When it comes to putting the words "Victoria Beckham" and "diet" in the same sentence usually signals the beginning of a very long expose, riddled with rhetoric questions such as "does she really starve herself" or "I wonder if it's possible for any other woman out there to keep that thin". The fact is, it all becomes much less impressive and more down-to-earth the moment we are all aware of the fact that Victoria's weight is not the result of a crash diet or of a constant, self-punishing abstinence form food, but rather the direct consequence of a choice in lifestyle. To be more precise, Victoria's diminutive frame and her waspish waist are a by-product of Mrs. Beckham's love for what is generally known as "the Japanese diet".
"I eat really healthy, I love Japanese food, lots of fish, any sort of fish, any sort of vegetable, lots of fruit, that kind of thing," Victoria herself stated on one occasion. In fact, the whole concept of "Japanese diet" is a lot more complex than we might initially imagine. It's not simply a matter of mixing and matching some miracle ingredients, but rather a question of adopting a particular lifestyle that blends healthy, cleverly-prepared food, regular exercising plus a little extra wisdom on the side - for emotional and spiritual comfort.
A very important concept of the Japanese diet is that of ''hara hachi bunme" - which translates into eating until you are about 80 percent full. As most of you probably know, the Japanese keep their portions small, usually in accordance with plate size. Also, various types of food are not piled onto a single plate, but rather eaten and enjoyed separately. Last but not least, the average Japanese consumes about 25% fewer calories per day than the average American - and the switch for McDonald's or KFC to the less calorific, more healthy Japanese food doesn't have to be the most painful thing you ever did.

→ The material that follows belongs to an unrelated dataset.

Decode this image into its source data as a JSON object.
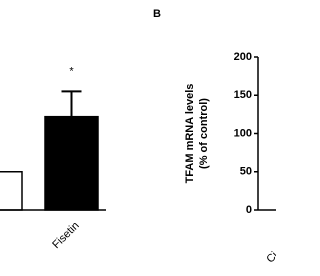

The secret is replacing energy-dense food (that is, the food containing a higher number of calories per gram) like chocolate or cookies with those less energy-dense things such as fruits, vegetables, and broth-based soups. Not coincidentally, the "seven pillars of Japanese food" are fish (with all the nutritional benefits, including less fat), vegetables, rice, soy, noodles, tea, and fruit. As far as Victoria Beckham is concerned, control is the way to go when it comes to eating. "I think there's a big difference between someone having an eating disorder and someone who is controlled about what they eat. There's a big difference, and every now and then of course I go out and eat what I like. But I do try to be quite disciplined in the way that I eat".